Saturday 23 April 2011

Jika Rumah Kyai Lebih Baik Dari Asrama Santri, Maka Santri “boleh” Memberontak

Sebagai sebuah idealisme, semangat sebagaima yang tersirat dalam ungkapan Pak Sahal itu layak dipertahankan. Tapi tentu saja bukan dalam konteks “head to head” dengan membandingkan Asrama Santri harusa sama dengan Rumah Kyai, masakan santri juga harus sama dengan idamnya pak Kyai. Tapi harus kita letakkan dalam konteks bahwa kesejahteraan santri itu berbanding lurus dengan apa yang diterima oleh Kyai.

Coba kita bandingkan sekarang. Rumah pak Kyai keramik, bukankah Mantiqoh kita juga keramik? Rumah pak kyai bagus, bukankah kelas dan mantiqoh kita juga bagus? Pak kyai makan nasi, bukankah kita juga tidak makan tiwul?? Cuma karena kita para santri ini hidupnya komunal dan cenderung sembarangan, kurang bisa merawat, makanya rayon kita terkesan kumuh dan jelek...padahal kalau dibandingkan kualitas gedung sekolah dan asrama di luar, yang sebulan Cuma bayar 375rb, apa rayon kita tu bukan “surga” namanya??

Justru kalau kita bicara secara “head-to head”, menurut saya MAPI DLOMIR JIDDAN, coba antum renungkan, relakah antum kalau Ust Hasan tidur beralaskan matras seperti kita di rayon?? Relakah antum ust syukri makan dengan salatoh roha?? Relakah antum beliau-beliau itu menerima tamu ma’had dengan kursi sebagaimana yang kita gunakan di kelas??
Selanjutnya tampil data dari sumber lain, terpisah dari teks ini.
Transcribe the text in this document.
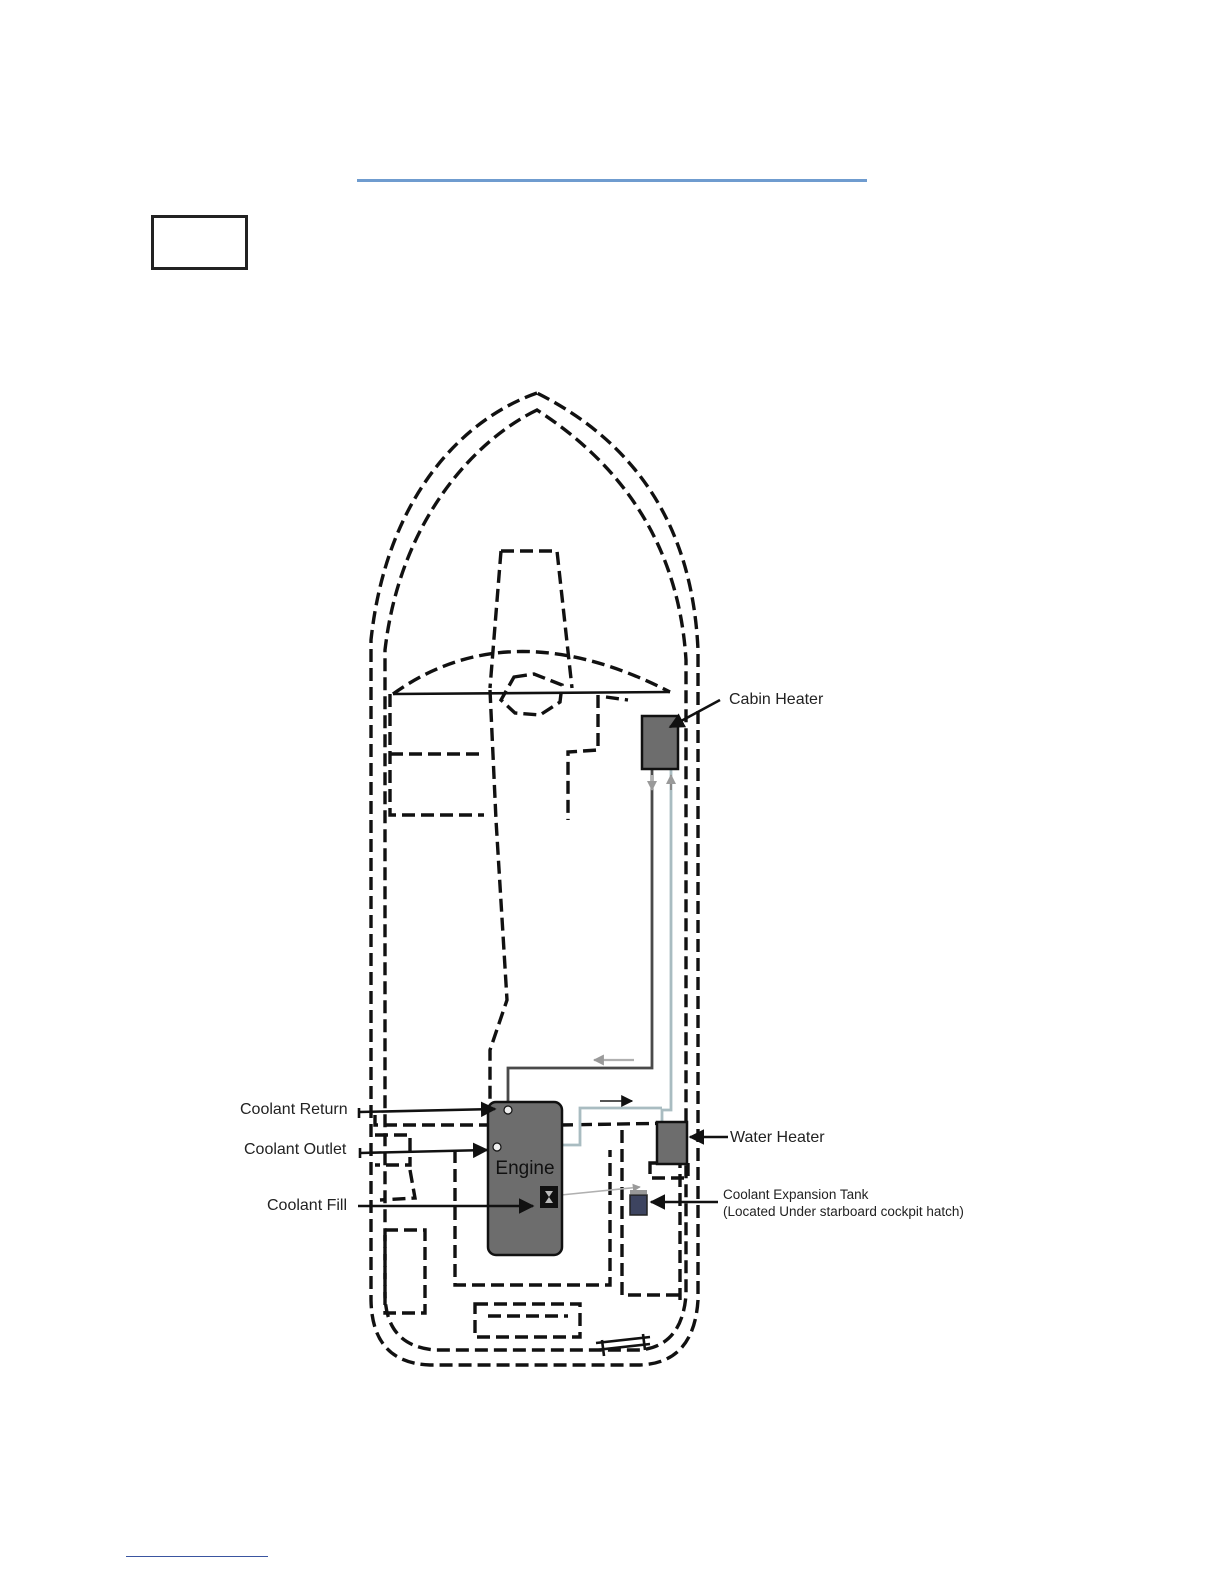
Engine
Cabin Heater
Water Heater
Coolant Return
Coolant Outlet
Coolant Fill
Coolant Expansion Tank
(Located Under starboard cockpit hatch)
Kurang lebih begitulah memaknai ungkapan Pak Sahal diatas. Saya dulu pernah pengabdian S-1 di salah satu pondok alumni di Banten. Rumah Kyai dan keluarga pondoknya megah luar biasa, disaat perpustakaan pondok itu tidak lebih besar dari Hujroh Bindep yang buat ikhtiba’ itu...Seluruh potensi ekonomi pesantren di bagi ke keluarga. KOPEL buat Kyai, KIPTIR buat adiknya, Kantin Guru buat adik satunya, dan seterusnya...Padahal santrinya “Cuma” 4.000 orang, mobilnya mercy seharga hampir 1 M, dan tiap tahun ganti !! Saya pribadi malah berpendapat, untuk Kyai “selevel” Ust Syukri dan Ust Hasan dengan 20.000 asuhan di negeri ini, apa yang beliau ambil dari pondok itu sungguh2 “tidak layak”. Apalagi sekarang kita di luar, melihat bagaimana para Kyai Politikus pada punya kemewahan yang Gila-gilaan.

Jadi, meletakkan makna hal tersebut diatas, memang sebaiknya di maknai secara tersirat, bukan tersurat. Demikian kurang lebih penjelasan ana.